Pemerintah Aceh bertanggung jawab atas pembangunan dan operasional pelabuhan perikanan besar dan menengah, sementara pelabuhan perikanan kecil dikelola oleh pemerintah kabupaten/kota. Selain itu, pemerintah juga mengakui keberadaan pelabuhan perikanan rakyat yang telah ada dan berkomitmen untuk membina serta memelihara infrastruktur tersebut. Dengan infrastruktur yang baik, proses pendaratan dan pelelangan ikan dapat dilakukan secara efisien, sehingga meningkatkan nilai ekonomi produk perikanan.
Perlindungan Terhadap Nelayan Kecil dan Kaum Perempuan
Keadilan sosial menjadi salah satu prinsip utama dalam pengelolaan perikanan Aceh. Pemerintah Aceh diwajibkan memberikan perlindungan kepada nelayan kecil, pembudidaya skala kecil, dan kaum perempuan yang bergantung pada sumber daya perikanan sebagai mata pencaharian utama. Perlindungan ini mencakup akses terhadap wilayah penangkapan ikan, kawasan budidaya, serta dukungan dalam bentuk pembinaan dan pemberdayaan.
Pelaku usaha perikanan golongan menengah dan besar juga diwajibkan untuk melakukan pembinaan terhadap nelayan kecil dan pembudidaya skala kecil berdasarkan prinsip tanggung jawab sosial. Dengan demikian, hubungan kemitraan antara pelaku usaha besar dan kecil dapat terjalin secara saling menguntungkan, sehingga tercipta sinergi yang mendukung kesejahteraan bersama.
Pengembangan Wisata Bahari dan Ekonomi Lokal
Aceh memiliki potensi besar dalam pengembangan wisata bahari yang dapat mendukung pembangunan perikanan berkelanjutan. Pulau-pulau kecil di wilayah Aceh dapat dikembangkan menjadi destinasi wisata bahari yang ramah lingkungan. Namun, pengembangan ini harus dilakukan dengan memperhatikan kelestarian ekosistem dan lingkungan pulau-pulau kecil tersebut.
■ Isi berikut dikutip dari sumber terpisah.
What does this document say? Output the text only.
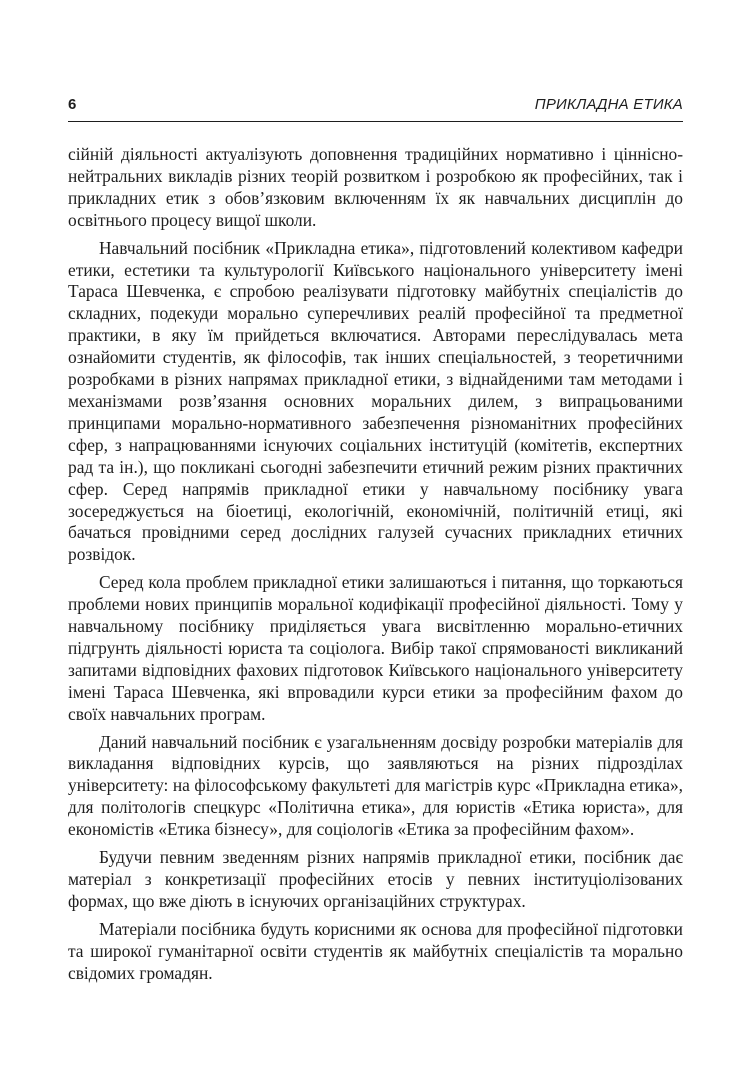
6	ПРИКЛАДНА ЕТИКА

сійній діяльності актуалізують доповнення традиційних нормативно і ціннісно-нейтральних викладів різних теорій розвитком і розробкою як професійних, так і прикладних етик з обов’язковим включенням їх як навчальних дисциплін до освітнього процесу вищої школи.

Навчальний посібник «Прикладна етика», підготовлений колективом кафедри етики, естетики та культурології Київського національного університету імені Тараса Шевченка, є спробою реалізувати підготовку майбутніх спеціалістів до складних, подекуди морально суперечливих реалій професійної та предметної практики, в яку їм прийдеться включатися. Авторами переслідувалась мета ознайомити студентів, як філософів, так інших спеціальностей, з теоретичними розробками в різних напрямах прикладної етики, з віднайденими там методами і механізмами розв’язання основних моральних дилем, з випрацьованими принципами морально-нормативного забезпечення різноманітних професійних сфер, з напрацюваннями існуючих соціальних інституцій (комітетів, експертних рад та ін.), що покликані сьогодні забезпечити етичний режим різних практичних сфер. Серед напрямів прикладної етики у навчальному посібнику увага зосереджується на біоетиці, екологічній, економічній, політичній етиці, які бачаться провідними серед дослідних галузей сучасних прикладних етичних розвідок.

Серед кола проблем прикладної етики залишаються і питання, що торкаються проблеми нових принципів моральної кодифікації професійної діяльності. Тому у навчальному посібнику приділяється увага висвітленню морально-етичних підгрунть діяльності юриста та соціолога. Вибір такої спрямованості викликаний запитами відповідних фахових підготовок Київського національного університету імені Тараса Шевченка, які впровадили курси етики за професійним фахом до своїх навчальних програм.

Даний навчальний посібник є узагальненням досвіду розробки матеріалів для викладання відповідних курсів, що заявляються на різних підрозділах університету: на філософському факультеті для магістрів курс «Прикладна етика», для політологів спецкурс «Політична етика», для юристів «Етика юриста», для економістів «Етика бізнесу», для соціологів «Етика за професійним фахом».

Будучи певним зведенням різних напрямів прикладної етики, посібник дає матеріал з конкретизації професійних етосів у певних інституціолізованих формах, що вже діють в існуючих організаційних структурах.

Матеріали посібника будуть корисними як основа для професійної підготовки та широкої гуманітарної освіти студентів як майбутніх спеціалістів та морально свідомих громадян.
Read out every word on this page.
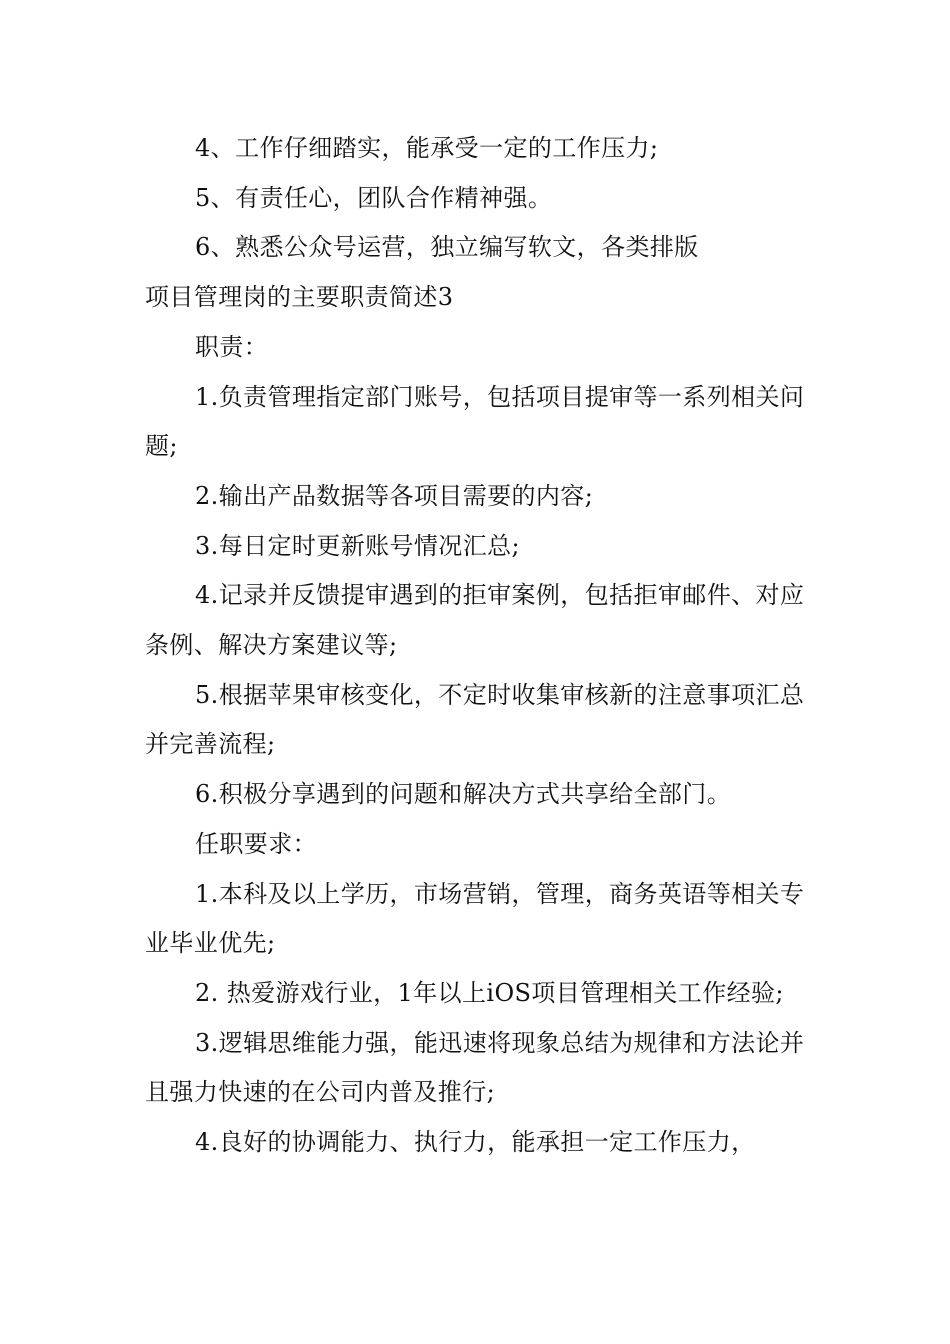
4、工作仔细踏实，能承受一定的工作压力;

5、有责任心，团队合作精神强。

6、熟悉公众号运营，独立编写软文，各类排版

项目管理岗的主要职责简述3

职责：

1.负责管理指定部门账号，包括项目提审等一系列相关问题;

2.输出产品数据等各项目需要的内容;

3.每日定时更新账号情况汇总;

4.记录并反馈提审遇到的拒审案例，包括拒审邮件、对应条例、解决方案建议等;

5.根据苹果审核变化，不定时收集审核新的注意事项汇总并完善流程;

6.积极分享遇到的问题和解决方式共享给全部门。

任职要求：

1.本科及以上学历，市场营销，管理，商务英语等相关专业毕业优先;

2. 热爱游戏行业，1年以上iOS项目管理相关工作经验;

3.逻辑思维能力强，能迅速将现象总结为规律和方法论并且强力快速的在公司内普及推行;

4.良好的协调能力、执行力，能承担一定工作压力，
Pengembangan wisata bahari juga dapat memberikan manfaat ekonomi langsung terhadap masyarakat lokal, terutama nelayan dan pembudidaya ikan. Misalnya, dengan mempromosikan produk perikanan lokal sebagai bagian dari atraksi wisata, masyarakat dapat memperoleh pendapatan tambahan. Selain itu, program pemberdayaan masyarakat di pulau-pulau kecil dapat meningkatkan partisipasi mereka dalam pengelolaan sumber daya perikanan secara berkelanjutan.
Membangun perikanan Aceh yang berkelanjutan untuk meningkatkan daya saing dan kesejahteraan masyarakat yang berkeadilan memerlukan komitmen kuat dari semua pemangku kepentingan. Pemerintah Aceh, pemerintah kabupaten/kota, nelayan, pembudidaya, pelaku usaha, serta masyarakat adat harus bekerja sama dalam mengimplementasikan prinsip-prinsip keberlanjutan, inovasi, dan keadilan sosial. Dengan pendekatan yang holistik dan inklusif, perikanan Aceh tidak hanya akan menjadi sumber pendapatan yang signifikan tetapi juga menjadi contoh nyata pengelolaan sumber daya alam yang bertanggung jawab demi masa depan yang lebih baik.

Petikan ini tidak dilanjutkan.